Folding of case of identifiers

Started by Niels Jespersenover 4 years ago2 messagesgeneral

NJN@dst.dk

over 4 years ago

Hello all

According to https://www.postgresql.org/docs/current/sql-syntax-lexical.html, "Key words and unquoted identifiers are case insensitive." And "SQL identifiers and key words must begin with a letter (a-z, but also letters with diacritical marks and non-Latin letters) or an underscore (_). Subsequent characters in an identifier or key word can be letters, underscores, digits (0-9), or dollar signs ($)."

So far so good. Non-latin letters are included, which I take to also include the danish letters æøå/ÆØÅ.

However, name-folding is odd for these letters. Of these three create tables, the two first succeed, the last one does not (G and g is equivalent, Æ and æ is not).

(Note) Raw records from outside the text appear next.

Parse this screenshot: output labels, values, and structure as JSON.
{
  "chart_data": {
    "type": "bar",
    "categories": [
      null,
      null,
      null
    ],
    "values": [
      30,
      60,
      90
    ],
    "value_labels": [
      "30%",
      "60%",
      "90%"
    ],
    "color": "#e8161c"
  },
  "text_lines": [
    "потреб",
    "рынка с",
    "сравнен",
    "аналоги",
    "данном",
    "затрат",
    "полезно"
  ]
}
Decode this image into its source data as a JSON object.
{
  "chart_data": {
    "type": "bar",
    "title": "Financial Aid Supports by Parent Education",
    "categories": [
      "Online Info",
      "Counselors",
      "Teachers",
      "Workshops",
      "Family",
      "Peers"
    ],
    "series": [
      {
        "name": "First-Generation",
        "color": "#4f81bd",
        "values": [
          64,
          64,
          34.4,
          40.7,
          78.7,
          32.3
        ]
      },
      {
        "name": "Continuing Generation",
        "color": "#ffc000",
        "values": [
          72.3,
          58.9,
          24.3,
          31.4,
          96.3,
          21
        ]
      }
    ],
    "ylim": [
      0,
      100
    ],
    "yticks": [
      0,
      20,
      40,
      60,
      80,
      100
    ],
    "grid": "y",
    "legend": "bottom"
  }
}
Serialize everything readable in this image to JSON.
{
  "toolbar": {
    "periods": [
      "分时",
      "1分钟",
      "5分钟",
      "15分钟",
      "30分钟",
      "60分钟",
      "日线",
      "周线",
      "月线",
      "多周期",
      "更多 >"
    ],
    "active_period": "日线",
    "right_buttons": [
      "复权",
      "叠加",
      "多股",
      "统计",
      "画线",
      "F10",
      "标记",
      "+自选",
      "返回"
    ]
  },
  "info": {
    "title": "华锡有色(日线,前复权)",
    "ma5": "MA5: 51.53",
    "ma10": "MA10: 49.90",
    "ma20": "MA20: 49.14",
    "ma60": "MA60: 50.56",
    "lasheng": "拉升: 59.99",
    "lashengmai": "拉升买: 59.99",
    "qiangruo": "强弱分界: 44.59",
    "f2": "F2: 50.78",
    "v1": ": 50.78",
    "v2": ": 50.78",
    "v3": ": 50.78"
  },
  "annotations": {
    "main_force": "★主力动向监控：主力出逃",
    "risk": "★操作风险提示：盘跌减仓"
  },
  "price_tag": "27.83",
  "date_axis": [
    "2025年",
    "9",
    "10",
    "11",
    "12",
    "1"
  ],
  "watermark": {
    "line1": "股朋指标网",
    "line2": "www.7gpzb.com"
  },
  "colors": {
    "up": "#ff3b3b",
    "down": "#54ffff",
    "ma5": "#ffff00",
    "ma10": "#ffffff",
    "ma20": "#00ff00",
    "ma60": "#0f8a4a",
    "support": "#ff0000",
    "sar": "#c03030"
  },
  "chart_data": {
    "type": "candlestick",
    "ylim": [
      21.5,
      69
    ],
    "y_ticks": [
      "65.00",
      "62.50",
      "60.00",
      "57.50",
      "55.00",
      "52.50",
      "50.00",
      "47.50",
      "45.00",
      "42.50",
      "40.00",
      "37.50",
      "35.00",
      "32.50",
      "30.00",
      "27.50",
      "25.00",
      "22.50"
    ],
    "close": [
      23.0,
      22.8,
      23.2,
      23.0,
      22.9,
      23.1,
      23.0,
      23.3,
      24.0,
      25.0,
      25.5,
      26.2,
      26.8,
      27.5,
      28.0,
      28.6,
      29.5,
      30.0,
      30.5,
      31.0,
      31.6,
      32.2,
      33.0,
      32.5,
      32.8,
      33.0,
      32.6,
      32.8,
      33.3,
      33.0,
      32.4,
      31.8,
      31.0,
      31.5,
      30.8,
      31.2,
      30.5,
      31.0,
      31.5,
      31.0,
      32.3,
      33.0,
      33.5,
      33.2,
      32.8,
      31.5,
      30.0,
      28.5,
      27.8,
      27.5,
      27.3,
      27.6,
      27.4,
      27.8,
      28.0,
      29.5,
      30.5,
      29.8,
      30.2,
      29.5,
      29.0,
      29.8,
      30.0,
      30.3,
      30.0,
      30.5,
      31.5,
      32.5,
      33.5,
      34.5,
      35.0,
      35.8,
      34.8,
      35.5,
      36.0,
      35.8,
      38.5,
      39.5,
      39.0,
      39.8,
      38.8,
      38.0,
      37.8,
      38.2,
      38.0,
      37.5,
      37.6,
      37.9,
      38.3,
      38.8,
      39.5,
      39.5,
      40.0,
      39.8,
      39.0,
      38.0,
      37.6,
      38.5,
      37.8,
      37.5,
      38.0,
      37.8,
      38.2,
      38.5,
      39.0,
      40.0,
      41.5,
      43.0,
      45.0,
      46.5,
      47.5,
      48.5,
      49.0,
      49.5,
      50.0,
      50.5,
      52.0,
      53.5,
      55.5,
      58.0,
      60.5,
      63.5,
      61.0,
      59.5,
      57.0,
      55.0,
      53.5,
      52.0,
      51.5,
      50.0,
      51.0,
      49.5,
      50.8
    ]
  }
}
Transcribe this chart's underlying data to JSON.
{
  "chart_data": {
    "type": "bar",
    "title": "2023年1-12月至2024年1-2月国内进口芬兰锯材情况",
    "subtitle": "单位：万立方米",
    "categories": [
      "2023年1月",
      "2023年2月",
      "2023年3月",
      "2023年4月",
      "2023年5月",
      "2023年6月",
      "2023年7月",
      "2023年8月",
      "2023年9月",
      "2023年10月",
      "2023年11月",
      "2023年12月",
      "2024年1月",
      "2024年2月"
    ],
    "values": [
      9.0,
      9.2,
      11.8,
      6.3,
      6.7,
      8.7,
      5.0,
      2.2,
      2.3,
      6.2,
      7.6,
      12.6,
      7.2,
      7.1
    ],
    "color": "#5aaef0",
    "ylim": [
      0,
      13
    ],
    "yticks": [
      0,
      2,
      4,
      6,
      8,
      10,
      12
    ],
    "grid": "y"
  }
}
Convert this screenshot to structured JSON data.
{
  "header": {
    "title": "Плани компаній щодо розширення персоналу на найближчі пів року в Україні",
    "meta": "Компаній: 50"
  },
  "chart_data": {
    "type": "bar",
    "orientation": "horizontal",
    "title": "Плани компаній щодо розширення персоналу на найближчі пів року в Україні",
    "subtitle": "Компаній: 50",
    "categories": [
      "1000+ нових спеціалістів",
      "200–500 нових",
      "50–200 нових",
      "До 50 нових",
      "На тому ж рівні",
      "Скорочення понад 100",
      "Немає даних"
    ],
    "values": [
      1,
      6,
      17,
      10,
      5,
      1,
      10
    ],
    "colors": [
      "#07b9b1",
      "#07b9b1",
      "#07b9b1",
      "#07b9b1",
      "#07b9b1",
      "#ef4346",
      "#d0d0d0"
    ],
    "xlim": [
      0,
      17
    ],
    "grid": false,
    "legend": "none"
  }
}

create table æblegrød (a int, køn text);
create table ÆblegrØd (a int, køn text);
create table ÆbleGrØd (a int, køn text);

Can anyone explain the logic that rules this.

Regards Niels Jespersen

Tom Lane

tgl@sss.pgh.pa.us

over 4 years ago

In reply to: Niels Jespersen (#1)

Re: Folding of case of identifiers

Niels Jespersen <NJN@dst.dk> writes:

According to https://www.postgresql.org/docs/current/sql-syntax-lexical.html, "Key words and unquoted identifiers are case insensitive." And "SQL identifiers and key words must begin with a letter (a-z, but also letters with diacritical marks and non-Latin letters) or an underscore (_). Subsequent characters in an identifier or key word can be letters, underscores, digits (0-9), or dollar signs ($)."

So far so good. Non-latin letters are included, which I take to also include the danish letters æøå/ÆØÅ.

However, name-folding is odd for these letters. Of these three create tables, the two first succeed, the last one does not (G and g is equivalent, Æ and æ is not).

Whether non-ASCII characters get downcased is very context dependent.
You've not mentioned the database encoding or the locale (LC_CTYPE)
setting, but both of those are relevant. Basically, in a single-byte
encoding we'll apply tolower() to identifier characters; but we don't
attempt to case-fold multi-byte characters at all. This logic is pretty
hoary, dating from before Unicode became widespread, but I'd be hesitant
to change it now.

regards, tom lane